Pola. La «Mariani» torna in piazza

Avvicendamenti ai vertici e tra i dirigenti dei cori nella Società artistico-culturale. Valmer Cusma subentra a Vito Paoletić nel ruolo di presidente, mentre Edna Jurcan e Sandra Frančišković dirigono il coro maschile e quello misto. Domani intanto la prima esibizione dopo 6 mesi di pausa

Il coro e l’orchestra degli strumenti a plettro in una foto d’archivio di un’esibizione congiunta

Una ripresa delle attività a prova di virus. Le quattro sezioni della Società artistico-culturale “Lino Mariani” si sono rimesse in moto in settembre, dopo una pausa di sei mesi dettata da forza maggiore. L’inoperosità coatta e il timore della pandemia hanno lasciato il segno: alcuni soci si sono ritirati a vita privata e la SAC ne è uscita ulteriormente indebolita. Frattanto ci sono stati alcuni avvicendamenti ai vertici: l’ex presidente Vito Paoletić ha rassegnato le dimissioni. Ne ha raccolto l’eredità Valmer Cusma, che a dire il vero è stato vicepresidente già in passato, oltre che fedele presentatore delle serate e dei concerti in sede. Alla direzione dei cori da settembre troviamo due nuovi volti: Edna Jurcan ha rilevato il coro maschile, lasciato in marzo da Ileana Perosa Pavletić, che dirigeva contemporaneamente anche il coro misto. Quest’ultimo sarà diretto invece da Sandra Frančišković, la seconda “new entry” della stagione 2020/21. Per il coro femminile e l’Orchestra degli strumenti a plettro, la popolare “mandolinisitica”, non cambierà molto: il primo rimane sotto la direzione di Orietta Šverko e l’altra resta in mano a Clara Cerin.
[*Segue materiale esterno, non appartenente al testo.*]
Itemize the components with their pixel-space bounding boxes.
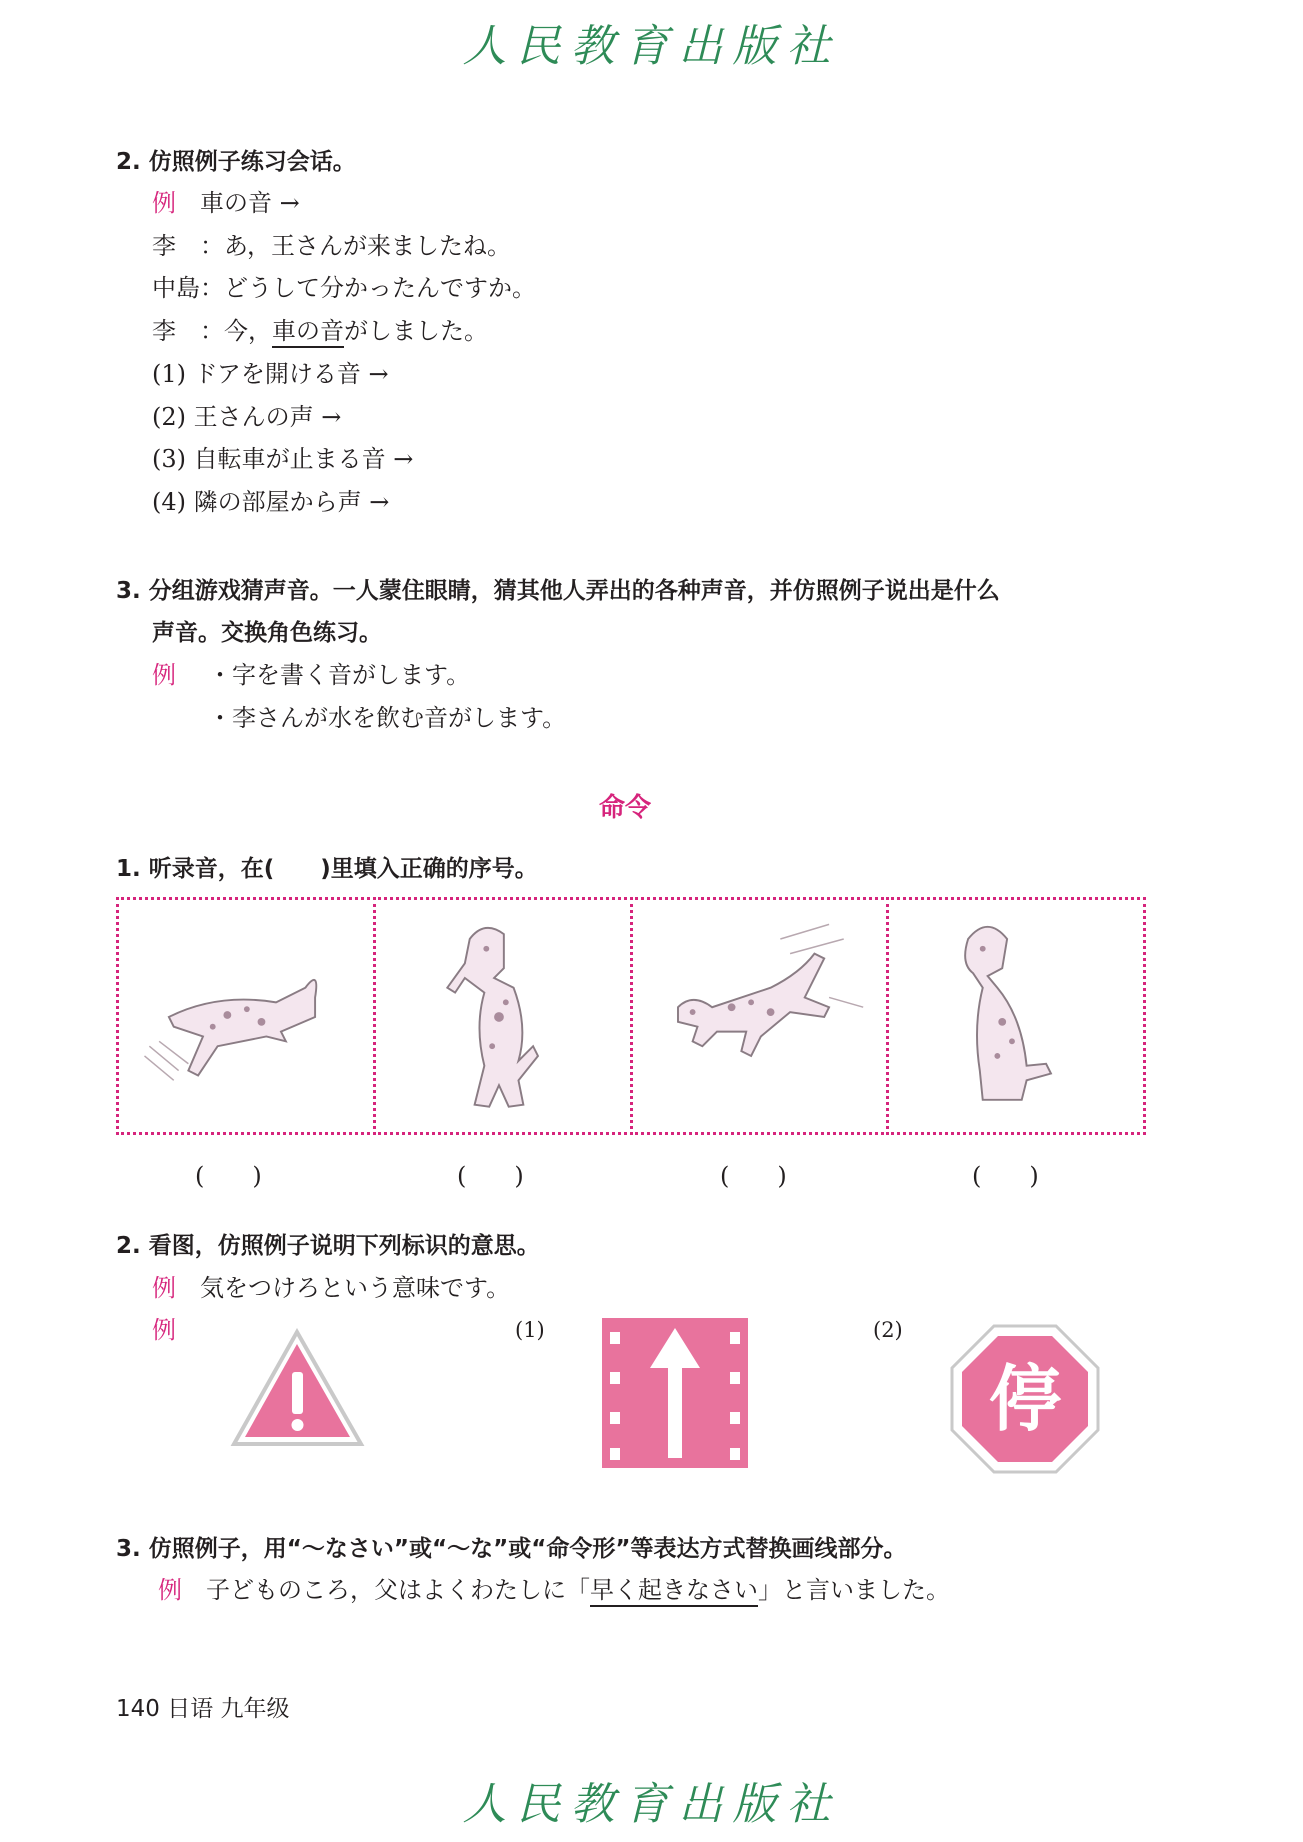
command-exercise-1-title: 1. 听录音，在( )里填入正确的序号。 [116, 856, 538, 882]
example-prompt: 車の音 → [200, 189, 300, 217]
answer-blank-3[interactable]: ( ) [720, 1162, 787, 1190]
exercise-2-title: 2. 仿照例子练习会话。 [116, 149, 356, 175]
dialogue-text: 今， [224, 317, 272, 345]
dog-running-icon [633, 900, 887, 1132]
publisher-footer: 人民教育出版社 [462, 1779, 841, 1830]
exercise-item: (2) 王さんの声 → [152, 403, 342, 431]
exercise-item: (3) 自転車が止まる音 → [152, 445, 414, 473]
exercise-item: (1) ドアを開ける音 → [152, 360, 389, 388]
example-mark: 例 [152, 1274, 176, 1302]
speaker: 中島： [152, 274, 224, 302]
dog-picture-strip [116, 897, 1146, 1135]
example-text: 子どものころ，父はよくわたしに「 [206, 1576, 590, 1604]
underlined-phrase: 早く起きなさい [590, 1576, 758, 1607]
exercise-item: (4) 隣の部屋から声 → [152, 488, 390, 516]
sign-label-1: (1) [515, 1318, 545, 1342]
exercise-3-example [158, 1570, 950, 1605]
dialogue-text: がしました。 [344, 317, 488, 345]
dialogue-line [152, 311, 488, 346]
speaker: 李 ： [152, 232, 224, 260]
command-exercise-2-title: 2. 看图，仿照例子说明下列标识的意思。 [116, 1233, 540, 1259]
sign-label-2: (2) [873, 1318, 903, 1342]
example-bullet: ・李さんが水を飲む音がします。 [208, 704, 567, 732]
underlined-phrase: 車の音 [272, 317, 344, 348]
exercise-3-title: 3. 分组游戏猜声音。一人蒙住眼睛，猜其他人弄出的各种声音，并仿照例子说出是什么 [116, 578, 1000, 604]
example-text: 気をつけろという意味です。 [200, 1274, 511, 1302]
picture-panel-3 [630, 897, 890, 1135]
dialogue-text: どうして分かったんですか。 [224, 274, 536, 302]
answer-blank-2[interactable]: ( ) [457, 1162, 524, 1190]
example-bullet: ・字を書く音がします。 [208, 661, 471, 689]
answer-blank-4[interactable]: ( ) [972, 1162, 1039, 1190]
dog-standing-icon [376, 900, 630, 1132]
warning-sign-icon [230, 1328, 365, 1448]
dog-sitting-icon [889, 900, 1143, 1132]
stop-sign-text: 停 [988, 1357, 1061, 1441]
exercise-2-example [152, 183, 300, 218]
page-number: 140 [116, 1696, 160, 1722]
example-mark: 例 [152, 661, 176, 689]
command-exercise-3-title: 3. 仿照例子，用“～なさい”或“～な”或“命令形”等表达方式替换画线部分。 [116, 1536, 907, 1562]
page-footer [116, 1690, 290, 1723]
publisher-header: 人民教育出版社 [462, 21, 841, 72]
section-title: 命令 [598, 793, 651, 823]
exercise-2-example [152, 1268, 510, 1303]
one-way-arrow-sign-icon [602, 1318, 748, 1468]
dog-jumping-icon [119, 900, 373, 1132]
dialogue-line [152, 226, 511, 261]
picture-panel-4 [886, 897, 1146, 1135]
example-mark: 例 [152, 189, 176, 217]
dialogue-text: あ，王さんが来ましたね。 [224, 232, 512, 260]
dialogue-line [152, 268, 536, 303]
picture-panel-1 [116, 897, 376, 1135]
sign-label-example: 例 [152, 1316, 176, 1344]
speaker: 李 ： [152, 317, 224, 345]
book-title: 日语 九年级 [167, 1696, 290, 1722]
exercise-3-title-cont: 声音。交换角色练习。 [152, 620, 382, 646]
picture-panel-2 [373, 897, 633, 1135]
example-mark: 例 [158, 1576, 182, 1604]
answer-blank-1[interactable]: ( ) [195, 1162, 262, 1190]
example-text: 」と言いました。 [758, 1576, 950, 1604]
Edna Jurcan dirigerà il coro maschile

Ripreso fiato dopo una pausa oltremodo lunga, coristi e mandolinisti si esibiranno in concerto domani mattina, 10 ottobre, in piazza Primo Maggio (alla fontana) con inizio alle 10. La ripresa delle esibizioni in sede è ancora difficilmente attuabile. Stando al presidente Valmer Cusma, le raccomandazioni della Protezione civile sono risultate semplicemente proibitive: il numero degli astanti ammesso è già superato con gli stessi protagonisti, e quindi nessun pubblico sarebbe ammesso allo spettacolo. La “Mariani” risponde quindi con una “trasferta” in piazza, dove c’è spazio a sufficienza per tutti. Tra l’altro quella dei concerti in piazza Primo Maggio è una tradizione polese di lunga data, e finché le condizioni meteorologiche lo permetteranno, il ripiego potrà soddisfare. Il concerto avrà anche due ospiti d’onore: il coro femminile d’ispirazione rivoluzionaria “Praksa”, che esegue soprattutto brani della Resistenza italiana e spagnola e il corpo di ballo “Art Dance Studio”, che si unisce sempre volentieri ai concerti della “Mariani”. Quanto alla nuova stagione in corso, le prove di canto si svolgono sempre alla Comunità degli Italiani, ma non nelle aule della SAC (bocciate dal protocollo anticovid) bensì nel salone degli spettacoli, dove è possibile rispettare il distanziamento e tutte le altre misure di sicurezza disposte dalla Protezione civile. Attualmente il numero dei soci è ai minimi storici, appena una sessantina, a causa di molti fattori convergenti, non ultima la pandemia da coronavirus. Tuttavia le nuove leve alla direzioni dei cori – sostiene il presidente Cusma – potrebbero inaugurare un’epoca di ringiovanimento. Si rende dunque noto che i tre cori e l’orchestra della Società artistico-culturale sono aperti per nuove iscrizioni e adesioni. Si ribadisce che non vi sono limiti d’età e di lingua o di nazionalità. La musica non conosce di questi confini.